Contentious elements of the judgment. Hyperactivity court.

As Bernard Nathanson once said, the U.S. Supreme Court's activism has led to a major conflict, which includes constitutional aspects, by affecting the power of states in criminal matters and by developing a maximalist concept of privacy that from sexuality (that is at least my debatable interpretation) obfuscates the right to life or at least the consideration of a right to prenatal life. Certainly there is no shortage of initiatives that claim to solve the problem by defining a legislative resolution prenatal life frontally against the "prohibition of the question" that established the Supreme Corut .
But the political problem is that Roe v vade remedy prevents normal judicial solution through the State legislative construction and public debate, by establishing a maximalist solution which is also against the original meaning of the Constitution.
There is nothing closer to this that the action made by the EHRT. It plays again with the privacy, it builds again a right that didn’t exist before, it ignores again treaties that are the reason of being of the court itself, by preventing normal public debate as the one that occurred in Italy in Act 40.
No one knows who authorized the EHRT in its provisional decision to skip all the complex debate on Law 40, playing the creative jurisprudence, and solving the political controversy in a sense, with the strength of their own convictions and using such absurd arguments (which we will analyze later on), such as just taking intro consideration just what is reflected in most European legislation.
But, as it has been rightly pointed out by some of the intervenient parties, the court has had to override the basic principle of the exhaustion of his performance of the national body, which clearly reveals the direction of its activism.
In fact, the couple had not challenged any Italian court to get their alleged right to protection of the European Court of Human Rights and the EHRT excuse about lack of internal action is not convincing, given that the Italian courts had already intervened in similar issues. In short, the European Court intervenes, apparently breaking its previous jurisprudence on restrictions on IVF and not considering the objection of the Italian Government.

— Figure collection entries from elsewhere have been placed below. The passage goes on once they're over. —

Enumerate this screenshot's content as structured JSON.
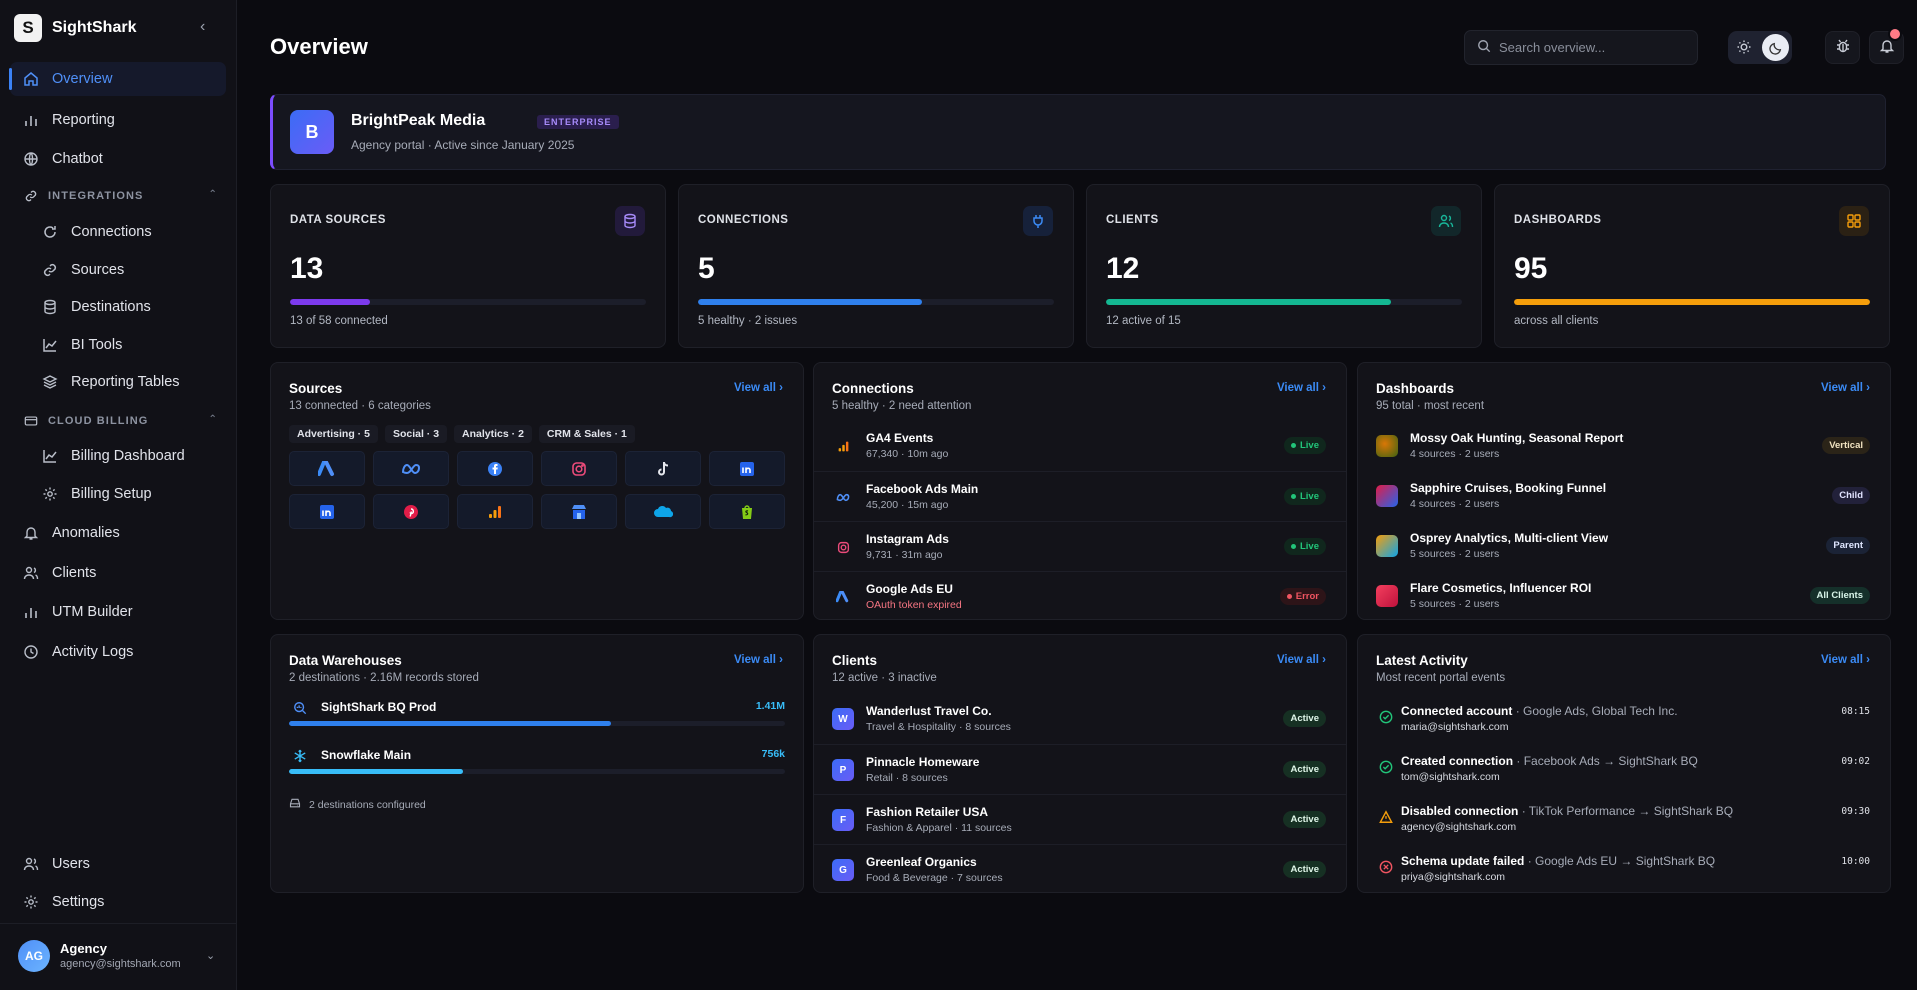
{
  "brand": {
    "name": "SightShark",
    "logo_letter": "S"
  },
  "sidebar": {
    "top_items": [
      {
        "label": "Overview",
        "icon": "home-icon",
        "active": true
      },
      {
        "label": "Reporting",
        "icon": "bar-chart-icon"
      },
      {
        "label": "Chatbot",
        "icon": "globe-icon"
      }
    ],
    "integrations": {
      "label": "INTEGRATIONS",
      "items": [
        "Connections",
        "Sources",
        "Destinations",
        "BI Tools",
        "Reporting Tables"
      ]
    },
    "cloud_billing": {
      "label": "CLOUD BILLING",
      "items": [
        "Billing Dashboard",
        "Billing Setup"
      ]
    },
    "bottom_items": [
      "Anomalies",
      "Clients",
      "UTM Builder",
      "Activity Logs"
    ],
    "footer_items": [
      "Users",
      "Settings"
    ],
    "user": {
      "initials": "AG",
      "name": "Agency",
      "email": "agency@sightshark.com"
    }
  },
  "header": {
    "title": "Overview",
    "search_placeholder": "Search overview..."
  },
  "banner": {
    "logo_letter": "B",
    "name": "BrightPeak Media",
    "badge": "ENTERPRISE",
    "subtitle": "Agency portal · Active since January 2025"
  },
  "stats": [
    {
      "label": "DATA SOURCES",
      "value": "13",
      "sub": "13 of 58 connected",
      "progress": 0.224,
      "color": "#7c3aed",
      "icon_color": "#a78bfa",
      "icon_bg": "#221a3b"
    },
    {
      "label": "CONNECTIONS",
      "value": "5",
      "sub": "5 healthy · 2 issues",
      "progress": 0.63,
      "color": "#2f80ed",
      "icon_color": "#3b8bf6",
      "icon_bg": "#16213a"
    },
    {
      "label": "CLIENTS",
      "value": "12",
      "sub": "12 active of 15",
      "progress": 0.8,
      "color": "#14b892",
      "icon_color": "#19b69a",
      "icon_bg": "#12272a"
    },
    {
      "label": "DASHBOARDS",
      "value": "95",
      "sub": "across all clients",
      "progress": 1.0,
      "color": "#f59e0b",
      "icon_color": "#f59e0b",
      "icon_bg": "#2b2114"
    }
  ],
  "sources": {
    "title": "Sources",
    "subtitle": "13 connected · 6 categories",
    "view_all": "View all",
    "chips": [
      "Advertising · 5",
      "Social · 3",
      "Analytics · 2",
      "CRM & Sales · 1"
    ]
  },
  "connections": {
    "title": "Connections",
    "subtitle": "5 healthy · 2 need attention",
    "view_all": "View all",
    "rows": [
      {
        "name": "GA4 Events",
        "detail": "67,340 · 10m ago",
        "status": "Live"
      },
      {
        "name": "Facebook Ads Main",
        "detail": "45,200 · 15m ago",
        "status": "Live"
      },
      {
        "name": "Instagram Ads",
        "detail": "9,731 · 31m ago",
        "status": "Live"
      },
      {
        "name": "Google Ads EU",
        "detail": "OAuth token expired",
        "status": "Error"
      }
    ]
  },
  "dashboards": {
    "title": "Dashboards",
    "subtitle": "95 total · most recent",
    "view_all": "View all",
    "rows": [
      {
        "name": "Mossy Oak Hunting, Seasonal Report",
        "detail": "4 sources · 2 users",
        "tag": "Vertical"
      },
      {
        "name": "Sapphire Cruises, Booking Funnel",
        "detail": "4 sources · 2 users",
        "tag": "Child"
      },
      {
        "name": "Osprey Analytics, Multi-client View",
        "detail": "5 sources · 2 users",
        "tag": "Parent"
      },
      {
        "name": "Flare Cosmetics, Influencer ROI",
        "detail": "5 sources · 2 users",
        "tag": "All Clients"
      }
    ]
  },
  "warehouses": {
    "title": "Data Warehouses",
    "subtitle": "2 destinations · 2.16M records stored",
    "view_all": "View all",
    "rows": [
      {
        "name": "SightShark BQ Prod",
        "value": "1.41M",
        "progress": 0.65
      },
      {
        "name": "Snowflake Main",
        "value": "756k",
        "progress": 0.35
      }
    ],
    "footer": "2 destinations configured"
  },
  "clients": {
    "title": "Clients",
    "subtitle": "12 active · 3 inactive",
    "view_all": "View all",
    "rows": [
      {
        "initial": "W",
        "name": "Wanderlust Travel Co.",
        "detail": "Travel & Hospitality · 8 sources",
        "status": "Active"
      },
      {
        "initial": "P",
        "name": "Pinnacle Homeware",
        "detail": "Retail · 8 sources",
        "status": "Active"
      },
      {
        "initial": "F",
        "name": "Fashion Retailer USA",
        "detail": "Fashion & Apparel · 11 sources",
        "status": "Active"
      },
      {
        "initial": "G",
        "name": "Greenleaf Organics",
        "detail": "Food & Beverage · 7 sources",
        "status": "Active"
      }
    ]
  },
  "activity": {
    "title": "Latest Activity",
    "subtitle": "Most recent portal events",
    "view_all": "View all",
    "rows": [
      {
        "action": "Connected account",
        "detail": " · Google Ads, Global Tech Inc.",
        "user": "maria@sightshark.com",
        "time": "08:15",
        "kind": "success"
      },
      {
        "action": "Created connection",
        "detail": " · Facebook Ads → SightShark BQ",
        "user": "tom@sightshark.com",
        "time": "09:02",
        "kind": "success"
      },
      {
        "action": "Disabled connection",
        "detail": " · TikTok Performance → SightShark BQ",
        "user": "agency@sightshark.com",
        "time": "09:30",
        "kind": "warning"
      },
      {
        "action": "Schema update failed",
        "detail": " · Google Ads EU → SightShark BQ",
        "user": "priya@sightshark.com",
        "time": "10:00",
        "kind": "error"
      }
    ]
  }
}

Indeed as stated in its submissions the European Center for Law and Justice:
“The applicant neither can claim to have been affected in any Convention right nor have they initiated any action against the Italian judicial authorities: They just claim they wanted to have a child after a PID and this wish was denied by the Italian State. It certainly seems that the protection system of the European Court of Human Rights concerning national rights as subsidiary versus the national states is abandoned.”

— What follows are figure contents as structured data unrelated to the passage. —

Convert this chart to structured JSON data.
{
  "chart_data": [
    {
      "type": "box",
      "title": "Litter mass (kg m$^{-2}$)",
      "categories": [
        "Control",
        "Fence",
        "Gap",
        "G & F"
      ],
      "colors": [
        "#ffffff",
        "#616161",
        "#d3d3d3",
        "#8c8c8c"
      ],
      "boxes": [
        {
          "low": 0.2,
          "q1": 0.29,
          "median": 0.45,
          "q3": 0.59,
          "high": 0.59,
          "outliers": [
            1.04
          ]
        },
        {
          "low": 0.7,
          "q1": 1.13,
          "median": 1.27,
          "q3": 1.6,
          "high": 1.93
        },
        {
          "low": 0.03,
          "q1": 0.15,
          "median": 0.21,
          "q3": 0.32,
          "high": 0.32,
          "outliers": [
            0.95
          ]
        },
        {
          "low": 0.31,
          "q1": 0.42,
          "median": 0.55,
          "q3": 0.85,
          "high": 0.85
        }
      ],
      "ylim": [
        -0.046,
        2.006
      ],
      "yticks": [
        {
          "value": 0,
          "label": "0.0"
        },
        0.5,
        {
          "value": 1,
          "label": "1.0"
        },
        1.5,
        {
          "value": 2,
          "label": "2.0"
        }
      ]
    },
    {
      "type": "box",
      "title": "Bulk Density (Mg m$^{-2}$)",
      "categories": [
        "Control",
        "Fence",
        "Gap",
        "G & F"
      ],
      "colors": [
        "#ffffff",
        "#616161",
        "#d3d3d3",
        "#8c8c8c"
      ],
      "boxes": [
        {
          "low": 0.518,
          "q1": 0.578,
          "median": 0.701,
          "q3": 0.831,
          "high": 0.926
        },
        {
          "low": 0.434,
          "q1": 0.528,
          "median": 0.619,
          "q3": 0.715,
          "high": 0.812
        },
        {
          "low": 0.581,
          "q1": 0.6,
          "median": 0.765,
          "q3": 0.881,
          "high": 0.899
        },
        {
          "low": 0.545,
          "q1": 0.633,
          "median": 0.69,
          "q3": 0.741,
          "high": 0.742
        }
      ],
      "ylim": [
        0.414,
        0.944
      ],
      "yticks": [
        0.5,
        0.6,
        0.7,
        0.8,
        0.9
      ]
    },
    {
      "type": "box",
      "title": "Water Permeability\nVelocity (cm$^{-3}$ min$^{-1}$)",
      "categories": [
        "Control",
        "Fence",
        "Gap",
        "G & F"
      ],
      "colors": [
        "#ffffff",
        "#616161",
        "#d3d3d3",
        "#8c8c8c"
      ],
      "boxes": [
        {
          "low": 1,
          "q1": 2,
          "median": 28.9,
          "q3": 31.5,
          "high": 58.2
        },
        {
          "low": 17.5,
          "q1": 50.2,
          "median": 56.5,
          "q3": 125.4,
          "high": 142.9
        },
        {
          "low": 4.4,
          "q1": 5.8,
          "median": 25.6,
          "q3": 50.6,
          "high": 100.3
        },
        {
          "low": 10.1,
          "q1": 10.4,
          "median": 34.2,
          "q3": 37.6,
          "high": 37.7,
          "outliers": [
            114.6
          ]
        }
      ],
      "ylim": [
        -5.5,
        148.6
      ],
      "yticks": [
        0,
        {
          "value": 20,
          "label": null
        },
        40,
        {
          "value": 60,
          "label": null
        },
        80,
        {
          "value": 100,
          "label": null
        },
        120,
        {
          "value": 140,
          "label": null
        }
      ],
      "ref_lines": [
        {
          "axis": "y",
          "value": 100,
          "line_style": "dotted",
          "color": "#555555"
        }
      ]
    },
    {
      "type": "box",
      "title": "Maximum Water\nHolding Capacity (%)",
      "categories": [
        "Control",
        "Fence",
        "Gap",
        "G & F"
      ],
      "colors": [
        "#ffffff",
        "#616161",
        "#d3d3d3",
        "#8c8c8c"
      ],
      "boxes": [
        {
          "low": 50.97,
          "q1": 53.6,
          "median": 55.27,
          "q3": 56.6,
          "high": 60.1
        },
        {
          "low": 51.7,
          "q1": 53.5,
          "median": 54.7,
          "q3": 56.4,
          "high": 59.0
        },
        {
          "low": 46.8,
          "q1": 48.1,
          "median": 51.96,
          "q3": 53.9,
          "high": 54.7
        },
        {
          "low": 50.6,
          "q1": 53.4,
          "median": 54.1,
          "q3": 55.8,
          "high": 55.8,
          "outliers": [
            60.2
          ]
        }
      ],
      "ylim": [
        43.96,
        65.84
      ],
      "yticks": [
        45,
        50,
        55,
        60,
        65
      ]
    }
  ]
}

The inconsistency between the two Italian rules that allow eugenic abortion but not eugenic selection of embryos results in a disproportionate suffering in the limitation according to the law. A disproportion that justifies the "intrusion" of the court.
As noted by Frank Cranmer:
“The Court considered that the applicants’ desire to use medically-assisted procreation to have a healthy baby was a form of expression of their private and family life that fell within the scope of Article 8. The fact that the domestic law did not allow them to do so was an interference with their rights under Article 8 which was certainly “in accordance with the law” and pursued the legitimate aims of protecting morals and the rights and freedoms of others.